Adaptive Reuse at City Hall

 

If you have been an occasional visitor to Portland City Council meetings at City Hall, here’s a friendly tip:  Your next trip will NOT be déjà vu all over again.

 The dais where five city commissioners had ruled since 1913 – some of them giants of local lore – has been reconfigured so the new 12-member council can squeeze into half of a big circle that dominates the chamber.  City staffers and people who offer testimony sit on the front half.

In all, the big circle reduces the number of seats on the main floor, which forces other folks into the balcony, where sound levels are weak from speakers who don’t cuddle up to their microphones.

 Your correspondent spent several years attending council sessions, first in the 1970s when the council sat against the curved east wall, and later in the 1990s when a renovation backed the council against the flat west wall.  The new big circle backs up again to the east.

Offices inside the landmark 1895 City Hall have been substantially reshuffled.  Fortunately, many of the historic internal elements of marble floors, oaken woodwork and glorious stairways have been preserved.  It is one of the best buildings by Whidden & Lewis who comprised Portland's most prestigious architectural firm of the era.

The occasion of my visit was a January 16 hearing at which the council unanimously agreed to allow destruction of a 1908 bungalow at 118 SW Porter St. in the South Portland Historic District.  The outcome was a foregone conclusion, since the site will become part of a new home for Ukandu, a non-profit agency that provides counseling for childhood cancer patients and for their families.

 Ninety minutes of testimony from cancer patients and their families proved compelling to the City Council, same as it had for the Portland Landmarks Commission in an earlier hearing.  While the landmarks body generally tries to protect historic properties, it agreed that the public value of the proposed change was more significant than the historic value of the small residence that had been converted to offices 40 years ago.
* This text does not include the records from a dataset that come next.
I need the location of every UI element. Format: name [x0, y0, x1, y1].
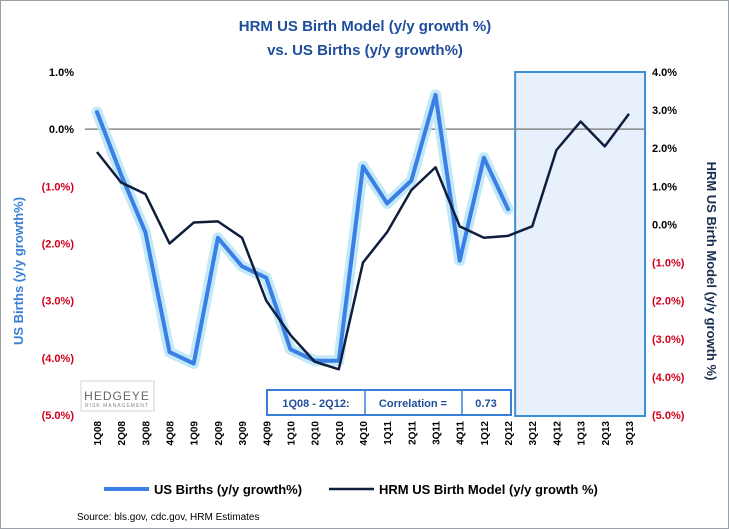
right-tick-label: (2.0%)	[652, 296, 685, 308]
chart-subtitle: vs. US Births (y/y growth%)	[267, 42, 463, 59]
x-tick-label: 4Q11	[456, 421, 467, 445]
x-tick-label: 3Q10	[335, 421, 346, 446]
logo-box	[80, 380, 155, 412]
logo-tagline: RISK MANAGEMENT	[85, 403, 149, 409]
x-tick-label: 3Q12	[528, 421, 539, 446]
right-axis-label: HRM US Birth Model (y/y growth %)	[704, 162, 719, 381]
x-tick-label: 3Q11	[432, 421, 443, 445]
left-tick-label: (4.0%)	[42, 353, 75, 365]
x-tick-label: 4Q10	[359, 421, 370, 446]
left-axis-label: US Births (y/y growth%)	[11, 197, 26, 345]
right-tick-label: 2.0%	[652, 143, 677, 155]
left-tick-label: 1.0%	[49, 67, 74, 79]
hedgeye-logo: HEDGEYE RISK MANAGEMENT	[80, 380, 155, 412]
x-tick-label: 4Q12	[552, 421, 563, 446]
correlation-box-border	[266, 389, 512, 416]
right-tick-label: 3.0%	[652, 105, 677, 117]
x-tick-label: 3Q13	[625, 421, 636, 446]
series-us-births-glow	[91, 89, 514, 370]
x-tick-label: 1Q13	[577, 421, 588, 446]
correlation-box: 1Q08 - 2Q12: Correlation = 0.73	[266, 389, 512, 416]
left-tick-label: (1.0%)	[42, 181, 75, 193]
right-axis-ticks: 4.0% 3.0% 2.0% 1.0% 0.0% (1.0%) (2.0%) (3.0%) (4…	[652, 67, 685, 422]
left-axis-ticks: 1.0% 0.0% (1.0%) (2.0%) (3.0%) (4.0%) (5.0%)	[42, 67, 75, 422]
x-tick-label: 4Q09	[262, 421, 273, 446]
left-tick-label: 0.0%	[49, 124, 74, 136]
right-tick-label: 1.0%	[652, 181, 677, 193]
correlation-label: Correlation =	[379, 398, 447, 410]
series-us-births-line	[95, 92, 511, 366]
left-tick-label: (2.0%)	[42, 239, 75, 251]
x-tick-label: 2Q11	[407, 421, 418, 445]
left-tick-label: (5.0%)	[42, 410, 75, 422]
legend-label-hrm-model: HRM US Birth Model (y/y growth %)	[379, 482, 598, 497]
right-tick-label: (3.0%)	[652, 334, 685, 346]
x-tick-label: 2Q08	[117, 421, 128, 446]
x-tick-label: 2Q12	[504, 421, 515, 446]
right-tick-label: (5.0%)	[652, 410, 685, 422]
right-tick-label: (4.0%)	[652, 372, 685, 384]
correlation-value: 0.73	[475, 398, 496, 410]
x-tick-label: 3Q08	[141, 421, 152, 446]
x-tick-label: 2Q09	[214, 421, 225, 446]
right-tick-label: 4.0%	[652, 67, 677, 79]
chart-title: HRM US Birth Model (y/y growth %)	[239, 18, 492, 35]
left-tick-label: (3.0%)	[42, 296, 75, 308]
x-tick-label: 3Q09	[238, 421, 249, 446]
correlation-period: 1Q08 - 2Q12:	[282, 398, 349, 410]
x-axis-ticks: 1Q08 2Q08 3Q08 4Q08 1Q09 2Q09 3Q09 4Q09 1Q10 2Q10…	[93, 421, 636, 446]
logo-name: HEDGEYE	[84, 389, 150, 403]
source-note: Source: bls.gov, cdc.gov, HRM Estimates	[77, 512, 259, 523]
x-tick-label: 1Q09	[190, 421, 201, 446]
right-tick-label: (1.0%)	[652, 258, 685, 270]
x-tick-label: 4Q08	[166, 421, 177, 446]
series-layer	[91, 89, 630, 371]
x-tick-label: 2Q13	[601, 421, 612, 446]
right-tick-label: 0.0%	[652, 219, 677, 231]
x-tick-label: 2Q10	[311, 421, 322, 446]
x-tick-label: 1Q08	[93, 421, 104, 446]
legend-label-us-births: US Births (y/y growth%)	[154, 482, 302, 497]
x-tick-label: 1Q11	[383, 421, 394, 445]
legend: US Births (y/y growth%) HRM US Birth Mod…	[104, 482, 598, 497]
x-tick-label: 1Q12	[480, 421, 491, 446]
x-tick-label: 1Q10	[286, 421, 297, 446]
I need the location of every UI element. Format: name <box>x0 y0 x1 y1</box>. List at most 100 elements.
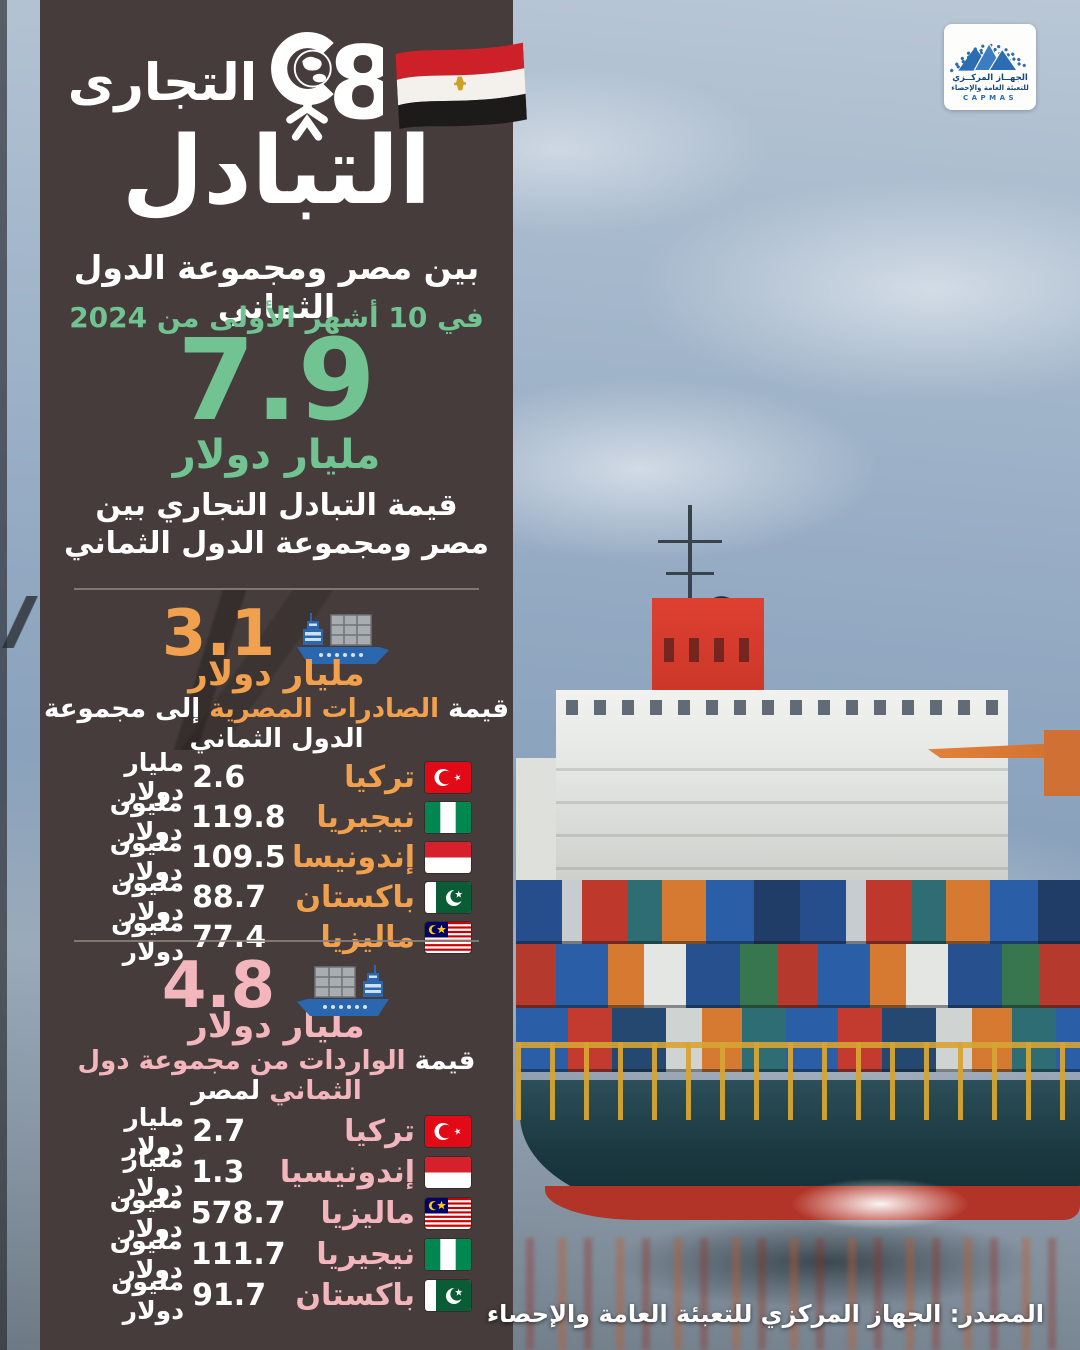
exports-caption-suffix: إلى مجموعة الدول الثماني <box>44 694 364 754</box>
flag-indonesia-icon <box>425 841 471 873</box>
container-row <box>516 944 1080 1008</box>
exports-caption-highlight: الصادرات المصرية <box>209 694 440 724</box>
total-caption: قيمة التبادل التجاري بين مصر ومجموعة الد… <box>40 487 513 564</box>
exports-section: 3.1 <box>40 600 513 966</box>
title-row: التجارى 8 <box>40 25 553 142</box>
total-caption-line1: قيمة التبادل التجاري بين <box>95 488 458 523</box>
title-word-exchange: التبادل <box>121 117 432 226</box>
container-row <box>516 880 1080 944</box>
import-row: نيجيريا 111.7 مليون دولار <box>40 1226 513 1284</box>
unit-label: مليار دولار <box>122 748 185 806</box>
ship-deck-lines <box>556 738 1008 882</box>
imports-caption-suffix: لمصر <box>191 1076 261 1106</box>
value-label: 88.7 <box>192 879 267 915</box>
country-label: نيجيريا <box>316 1237 415 1272</box>
unit-label: مليون دولار <box>109 788 183 846</box>
total-unit: مليار دولار <box>172 432 381 478</box>
flag-nigeria-icon <box>425 1239 471 1270</box>
value-label: 2.7 <box>192 1114 246 1149</box>
exports-headline: 3.1 <box>40 600 513 668</box>
flag-turkey-icon <box>425 761 471 793</box>
ship-mast <box>688 505 692 665</box>
imports-section: 4.8 <box>40 952 513 1325</box>
water-reflection <box>610 1216 1040 1308</box>
export-row: باكستان 88.7 مليون دولار <box>40 868 513 926</box>
capmas-subname-ar: للتعبئة العامة والإحصاء <box>951 83 1029 92</box>
imports-unit: مليار دولار <box>188 1006 365 1046</box>
source-label: المصدر: الجهاز المركزي للتعبئة العامة وا… <box>486 1300 1044 1328</box>
exports-value: 3.1 <box>161 597 276 671</box>
ship-funnel-vents <box>664 638 752 662</box>
export-row: إندونيسا 109.5 مليون دولار <box>40 828 513 886</box>
value-label: 77.4 <box>192 919 267 955</box>
country-label: ماليزيا <box>320 919 415 955</box>
egypt-flag-icon <box>395 40 528 129</box>
total-caption-line2: مصر ومجموعة الدول الثماني <box>64 526 489 562</box>
unit-label: مليون دولار <box>109 1184 183 1243</box>
capmas-name-en: CAPMAS <box>962 93 1018 102</box>
divider <box>74 940 479 942</box>
imports-caption-prefix: قيمة <box>414 1046 476 1076</box>
cargo-ship-icon <box>295 607 391 665</box>
subtitle: بين مصر ومجموعة الدول الثماني <box>73 248 480 326</box>
export-row: ماليزيا 77.4 مليون دولار <box>40 908 513 966</box>
import-row: إندونيسيا 1.3 مليار دولار <box>40 1144 513 1202</box>
unit-label: مليون دولار <box>111 1266 185 1325</box>
imports-caption-highlight: الواردات من مجموعة دول الثماني <box>77 1046 406 1106</box>
flag-nigeria-icon <box>425 801 471 833</box>
total-value: 7.9 <box>177 316 376 446</box>
value-label: 119.8 <box>190 799 286 835</box>
ship-bridge-windows <box>566 700 998 715</box>
value-label: 109.5 <box>190 839 286 875</box>
divider <box>74 588 479 590</box>
exports-caption-prefix: قيمة <box>448 694 509 724</box>
value-label: 1.3 <box>191 1155 245 1190</box>
capmas-name-ar: الجهــاز المركــزي <box>952 73 1028 83</box>
import-row: ماليزيا 578.7 مليون دولار <box>40 1185 513 1243</box>
exports-caption: قيمة الصادرات المصرية إلى مجموعة الدول ا… <box>40 694 513 754</box>
ship-lashing-bridges <box>516 1042 1080 1120</box>
country-label: باكستان <box>295 879 415 915</box>
unit-label: مليار دولار <box>122 1102 185 1161</box>
unit-label: مليون دولار <box>109 828 183 886</box>
imports-caption: قيمة الواردات من مجموعة دول الثماني لمصر <box>40 1046 513 1106</box>
cargo-ship-icon <box>295 959 391 1017</box>
imports-rows: تركيا 2.7 مليار دولار إندونيسيا 1.3 مليا… <box>40 1103 513 1325</box>
imports-headline: 4.8 <box>40 952 513 1020</box>
country-label: تركيا <box>344 759 415 795</box>
exports-rows: تركيا 2.6 مليار دولار نيجيريا 119.8 مليو… <box>40 748 513 966</box>
country-label: نيجيريا <box>316 799 415 835</box>
export-row: تركيا 2.6 مليار دولار <box>40 748 513 806</box>
flag-malaysia-icon <box>425 1198 471 1229</box>
bow-foam <box>790 1178 970 1230</box>
capmas-pyramids-icon <box>950 42 1030 73</box>
flag-turkey-icon <box>425 1116 471 1147</box>
water-streaks <box>500 1238 1080 1350</box>
value-label: 91.7 <box>192 1278 267 1313</box>
value-label: 578.7 <box>190 1196 286 1231</box>
exports-unit: مليار دولار <box>188 654 365 694</box>
country-label: ماليزيا <box>320 1196 415 1231</box>
value-label: 2.6 <box>192 759 246 795</box>
flag-pakistan-icon <box>425 1280 471 1311</box>
flag-indonesia-icon <box>425 1157 471 1188</box>
unit-label: مليون دولار <box>111 868 185 926</box>
ship-mast-crossbar <box>666 572 714 575</box>
import-row: باكستان 91.7 مليون دولار <box>40 1267 513 1325</box>
ship-mast-crossbar <box>658 540 722 543</box>
country-label: باكستان <box>295 1278 415 1313</box>
unit-label: مليون دولار <box>109 1225 183 1284</box>
unit-label: مليار دولار <box>121 1143 184 1202</box>
country-label: إندونيسا <box>292 839 415 875</box>
imports-value: 4.8 <box>161 949 276 1023</box>
flag-malaysia-icon <box>425 921 471 953</box>
import-row: تركيا 2.7 مليار دولار <box>40 1103 513 1161</box>
title-word-trade: التجارى <box>67 53 258 113</box>
info-panel: التجارى 8 <box>40 0 528 1350</box>
period-label: في 10 أشهر الأولى من 2024 <box>69 301 484 334</box>
ship-superstructure <box>556 690 1008 882</box>
capmas-logo: الجهــاز المركــزي للتعبئة العامة والإحص… <box>944 24 1036 110</box>
country-label: تركيا <box>344 1114 415 1149</box>
photo-edge <box>0 0 7 1350</box>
 The case of the Porter Street bungalow was so easy, observers couldn’t come away with any real perspective about how this new City Council feels about historic preservation.  We shall learn more someday when a more important historic building comes under threat.

The hearing did allow a few observations.  The councilors listened carefully.  Good questions were asked.  If there are dummies aboard this vessel, it is not yet apparent.

Whether any of them become giants of this cramped new dais…time will tell.